Gauge: 1ft 11½in (600mm)
In the late nineteenth century railways were encouraging the growth of tourism. In Devon the remote coasts of Exmoor had several attractive towns wishing to develop as seaside resorts. Travelling to them was the problem. Although main railway lines had reached Minehead and Ilfracombe the heart of Exmoor had such difficult terrain that a railway seemed impossible.
Following the example of North Wales, Exmoor sought a solution in narrow gauge railway. On 11th May 1898 the 1ft 111/2 in gauge Lynton and Barnstaple railway opened. The single-track line ran from Barnstaple Town station, shared with the Ilfracombe line of the London and South Western Railway and ran across the western end of Exmoor to a terminus at Lynton which also served Lynmouth.
The railway was designed to follow the contours of the land as closely as possible, although some embankments and bridges were required. The major feature was the splendid Chelfham Viaduct which soars 70′ above the Stokes River. Sadly the cost of constructing the line was underestimated. The Railway Company was forced to raise further funds by issuing new shares laying the foundations of an insecure financial position which remained until the lines demise.
The railway’s three 2-6-2 tank engines were built by Manning, Wardle and Co. of Leeds and named Yeo, Exe and Taw. All the rolling stock was built to generous proportions, considering the gauge of the track, and the coaches were spacious and comfortable. The railway was equipped with most attractive and unusual chalet style buildings
Shortly after service began it became apparent that three locomotives would not be enough and, since Manning, Wardle was busy with other work, an order was placed with the Baldwin Locomotive Works in the USA. The Baldwin was named Lyn and, whilst not as elegant as the British built locos, it gave good service.
The railway enjoyed some success initially, carrying local passengers, tourists and a certain amount of freight. Unfortunately the high debt burden and running costs did not allow for significant profit for the shareholders. Nevertheless the railway carried on until, in the grouping of 1923, it was absorbed by Southern Railways.
Southern Railways began a major investment programme. Another locomotive was purchased, built by Manning Wardle to their original drawings and named Lew.
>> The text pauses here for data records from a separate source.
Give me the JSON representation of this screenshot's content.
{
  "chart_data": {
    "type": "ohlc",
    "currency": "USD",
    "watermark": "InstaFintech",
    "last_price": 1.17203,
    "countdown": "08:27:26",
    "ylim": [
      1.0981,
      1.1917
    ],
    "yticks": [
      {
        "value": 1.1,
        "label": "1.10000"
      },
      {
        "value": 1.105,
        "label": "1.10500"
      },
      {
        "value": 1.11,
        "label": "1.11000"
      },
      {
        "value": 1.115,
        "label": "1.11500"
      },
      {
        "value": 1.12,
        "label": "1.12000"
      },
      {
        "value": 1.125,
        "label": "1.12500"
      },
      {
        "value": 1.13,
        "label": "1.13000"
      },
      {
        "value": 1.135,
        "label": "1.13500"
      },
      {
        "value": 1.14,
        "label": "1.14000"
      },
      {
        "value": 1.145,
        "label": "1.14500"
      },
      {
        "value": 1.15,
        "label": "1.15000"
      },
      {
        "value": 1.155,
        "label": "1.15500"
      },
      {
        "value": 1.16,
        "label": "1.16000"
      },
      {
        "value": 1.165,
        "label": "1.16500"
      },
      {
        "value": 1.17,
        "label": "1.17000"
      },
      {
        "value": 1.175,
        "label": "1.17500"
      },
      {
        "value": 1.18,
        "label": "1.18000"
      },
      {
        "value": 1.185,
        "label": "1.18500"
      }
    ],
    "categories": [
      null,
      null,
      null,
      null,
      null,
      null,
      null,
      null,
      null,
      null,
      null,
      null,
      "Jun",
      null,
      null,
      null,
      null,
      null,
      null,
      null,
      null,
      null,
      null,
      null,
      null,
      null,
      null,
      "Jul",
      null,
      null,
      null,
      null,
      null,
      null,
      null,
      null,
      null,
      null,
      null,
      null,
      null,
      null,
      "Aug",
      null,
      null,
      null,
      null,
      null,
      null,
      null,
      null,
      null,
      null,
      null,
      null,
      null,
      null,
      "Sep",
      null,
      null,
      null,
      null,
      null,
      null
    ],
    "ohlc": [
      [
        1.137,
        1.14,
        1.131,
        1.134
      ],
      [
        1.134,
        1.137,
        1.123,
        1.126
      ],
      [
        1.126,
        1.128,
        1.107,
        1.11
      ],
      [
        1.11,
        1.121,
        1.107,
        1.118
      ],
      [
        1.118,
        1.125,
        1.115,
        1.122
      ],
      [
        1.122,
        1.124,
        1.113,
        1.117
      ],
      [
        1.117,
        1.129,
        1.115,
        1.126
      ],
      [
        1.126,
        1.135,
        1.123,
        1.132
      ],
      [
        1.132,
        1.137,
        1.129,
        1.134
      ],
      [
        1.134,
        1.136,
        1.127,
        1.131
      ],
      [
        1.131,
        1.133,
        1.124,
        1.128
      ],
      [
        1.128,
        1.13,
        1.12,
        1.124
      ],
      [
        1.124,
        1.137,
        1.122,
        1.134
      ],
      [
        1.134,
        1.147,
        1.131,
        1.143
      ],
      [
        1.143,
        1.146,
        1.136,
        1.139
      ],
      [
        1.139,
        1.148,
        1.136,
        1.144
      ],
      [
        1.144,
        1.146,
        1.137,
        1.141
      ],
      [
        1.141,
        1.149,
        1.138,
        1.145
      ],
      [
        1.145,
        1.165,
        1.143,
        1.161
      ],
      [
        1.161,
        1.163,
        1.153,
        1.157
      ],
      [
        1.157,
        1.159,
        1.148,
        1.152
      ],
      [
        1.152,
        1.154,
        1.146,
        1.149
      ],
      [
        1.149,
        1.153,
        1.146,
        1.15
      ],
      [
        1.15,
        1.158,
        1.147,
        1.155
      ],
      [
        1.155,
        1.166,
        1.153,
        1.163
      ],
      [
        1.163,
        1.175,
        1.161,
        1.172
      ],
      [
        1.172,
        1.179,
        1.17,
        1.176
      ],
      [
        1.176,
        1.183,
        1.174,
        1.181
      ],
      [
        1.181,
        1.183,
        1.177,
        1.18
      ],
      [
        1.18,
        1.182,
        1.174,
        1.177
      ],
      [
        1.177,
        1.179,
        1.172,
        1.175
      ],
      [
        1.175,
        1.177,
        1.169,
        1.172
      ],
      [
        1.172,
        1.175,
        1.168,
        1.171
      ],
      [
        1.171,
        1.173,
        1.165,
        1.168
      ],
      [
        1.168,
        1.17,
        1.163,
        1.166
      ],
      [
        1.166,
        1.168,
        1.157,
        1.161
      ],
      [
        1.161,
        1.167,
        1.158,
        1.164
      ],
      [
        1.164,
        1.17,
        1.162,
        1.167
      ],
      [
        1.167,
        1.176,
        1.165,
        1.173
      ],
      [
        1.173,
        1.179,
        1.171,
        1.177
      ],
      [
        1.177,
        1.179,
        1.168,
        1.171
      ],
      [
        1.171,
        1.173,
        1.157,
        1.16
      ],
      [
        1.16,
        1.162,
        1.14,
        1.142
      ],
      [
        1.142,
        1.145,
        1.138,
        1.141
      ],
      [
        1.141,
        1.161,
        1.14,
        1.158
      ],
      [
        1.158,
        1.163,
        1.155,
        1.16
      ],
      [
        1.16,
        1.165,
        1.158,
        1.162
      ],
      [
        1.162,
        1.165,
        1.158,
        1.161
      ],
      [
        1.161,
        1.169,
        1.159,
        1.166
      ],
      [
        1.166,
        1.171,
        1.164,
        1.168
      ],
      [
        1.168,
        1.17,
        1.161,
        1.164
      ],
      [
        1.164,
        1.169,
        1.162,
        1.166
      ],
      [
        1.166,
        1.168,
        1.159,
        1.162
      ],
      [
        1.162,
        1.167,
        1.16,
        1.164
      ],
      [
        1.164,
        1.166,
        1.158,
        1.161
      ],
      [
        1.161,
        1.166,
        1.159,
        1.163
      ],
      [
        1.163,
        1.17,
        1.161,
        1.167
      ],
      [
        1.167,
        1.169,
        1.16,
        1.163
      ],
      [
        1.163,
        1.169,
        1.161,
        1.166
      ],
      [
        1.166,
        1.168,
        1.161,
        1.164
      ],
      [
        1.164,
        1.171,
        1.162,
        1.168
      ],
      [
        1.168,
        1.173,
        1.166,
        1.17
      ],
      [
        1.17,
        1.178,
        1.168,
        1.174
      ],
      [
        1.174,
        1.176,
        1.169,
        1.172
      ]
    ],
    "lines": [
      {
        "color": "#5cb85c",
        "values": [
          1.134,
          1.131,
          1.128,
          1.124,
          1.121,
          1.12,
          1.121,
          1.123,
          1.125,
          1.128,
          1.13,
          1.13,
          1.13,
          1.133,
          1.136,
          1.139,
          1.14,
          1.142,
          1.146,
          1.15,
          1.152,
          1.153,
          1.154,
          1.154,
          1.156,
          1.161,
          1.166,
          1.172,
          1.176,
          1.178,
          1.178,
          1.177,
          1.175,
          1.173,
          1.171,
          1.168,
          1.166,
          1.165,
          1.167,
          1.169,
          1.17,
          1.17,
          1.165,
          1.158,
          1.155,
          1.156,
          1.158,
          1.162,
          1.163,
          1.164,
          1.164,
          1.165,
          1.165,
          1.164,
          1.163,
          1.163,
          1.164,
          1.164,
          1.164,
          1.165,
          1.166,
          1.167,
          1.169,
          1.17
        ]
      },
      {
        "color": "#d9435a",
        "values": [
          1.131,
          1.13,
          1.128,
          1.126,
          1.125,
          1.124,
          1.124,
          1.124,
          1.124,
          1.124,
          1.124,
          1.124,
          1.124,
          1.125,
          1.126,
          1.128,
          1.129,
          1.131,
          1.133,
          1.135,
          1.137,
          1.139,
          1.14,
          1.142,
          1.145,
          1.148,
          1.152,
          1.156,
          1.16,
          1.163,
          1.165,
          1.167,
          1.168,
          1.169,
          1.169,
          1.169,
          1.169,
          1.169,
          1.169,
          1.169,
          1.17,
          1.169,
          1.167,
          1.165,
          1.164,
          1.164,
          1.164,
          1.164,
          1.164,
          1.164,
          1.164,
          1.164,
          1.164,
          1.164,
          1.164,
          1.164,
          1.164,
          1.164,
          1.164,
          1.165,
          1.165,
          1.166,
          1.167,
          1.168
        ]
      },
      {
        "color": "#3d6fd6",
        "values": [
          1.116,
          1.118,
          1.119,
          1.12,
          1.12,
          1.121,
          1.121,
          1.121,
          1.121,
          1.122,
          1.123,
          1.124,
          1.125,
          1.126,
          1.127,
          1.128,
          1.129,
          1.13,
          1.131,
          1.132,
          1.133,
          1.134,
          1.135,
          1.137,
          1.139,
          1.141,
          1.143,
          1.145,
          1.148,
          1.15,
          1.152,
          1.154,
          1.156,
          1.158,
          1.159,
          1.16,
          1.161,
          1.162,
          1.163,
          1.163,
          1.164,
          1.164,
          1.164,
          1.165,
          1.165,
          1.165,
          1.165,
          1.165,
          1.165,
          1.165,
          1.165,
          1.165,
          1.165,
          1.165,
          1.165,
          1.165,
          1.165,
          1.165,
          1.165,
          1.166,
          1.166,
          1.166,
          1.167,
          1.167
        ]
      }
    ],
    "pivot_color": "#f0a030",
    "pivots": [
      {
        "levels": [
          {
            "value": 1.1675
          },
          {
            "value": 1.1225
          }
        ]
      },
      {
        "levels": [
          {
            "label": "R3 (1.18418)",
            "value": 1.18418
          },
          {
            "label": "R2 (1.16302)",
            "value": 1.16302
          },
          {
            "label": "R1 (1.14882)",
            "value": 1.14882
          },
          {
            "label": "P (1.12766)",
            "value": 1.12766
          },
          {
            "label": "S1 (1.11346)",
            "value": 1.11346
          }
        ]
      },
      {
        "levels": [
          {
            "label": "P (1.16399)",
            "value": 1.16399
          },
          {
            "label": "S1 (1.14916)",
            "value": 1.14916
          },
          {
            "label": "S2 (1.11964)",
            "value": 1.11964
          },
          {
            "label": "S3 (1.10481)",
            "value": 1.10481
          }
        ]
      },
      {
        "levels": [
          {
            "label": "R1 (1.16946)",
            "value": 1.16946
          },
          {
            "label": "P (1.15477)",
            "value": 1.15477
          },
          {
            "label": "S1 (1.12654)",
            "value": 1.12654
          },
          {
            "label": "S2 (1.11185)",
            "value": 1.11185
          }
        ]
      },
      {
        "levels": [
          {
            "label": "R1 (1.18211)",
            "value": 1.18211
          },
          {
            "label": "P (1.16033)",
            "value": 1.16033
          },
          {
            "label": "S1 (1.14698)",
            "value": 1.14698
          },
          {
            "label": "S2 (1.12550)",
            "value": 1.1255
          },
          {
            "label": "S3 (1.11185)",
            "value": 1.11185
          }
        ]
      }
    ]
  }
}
New goods wagons were bought and more frequent services introduced but the railway was still not profitable. Unfortunately, due to the route followed by the line many of its stations were far from the settlements they served making competition from road transport all the more severe. On 29th September 1935 Southern Railways closed the line. Rolling stock and track was sold off with almost indecent haste, and the locos were cut up for scrap
Much of the route still survives, as do most of the buildings and the Chelfham viaduct, restored in 2000. The Lynton and Barnstaple Railway is now the subject of active restoration, and the first section was re-opened at Woody Bay station on 11th May 2003, 105 years to the day after the original opening.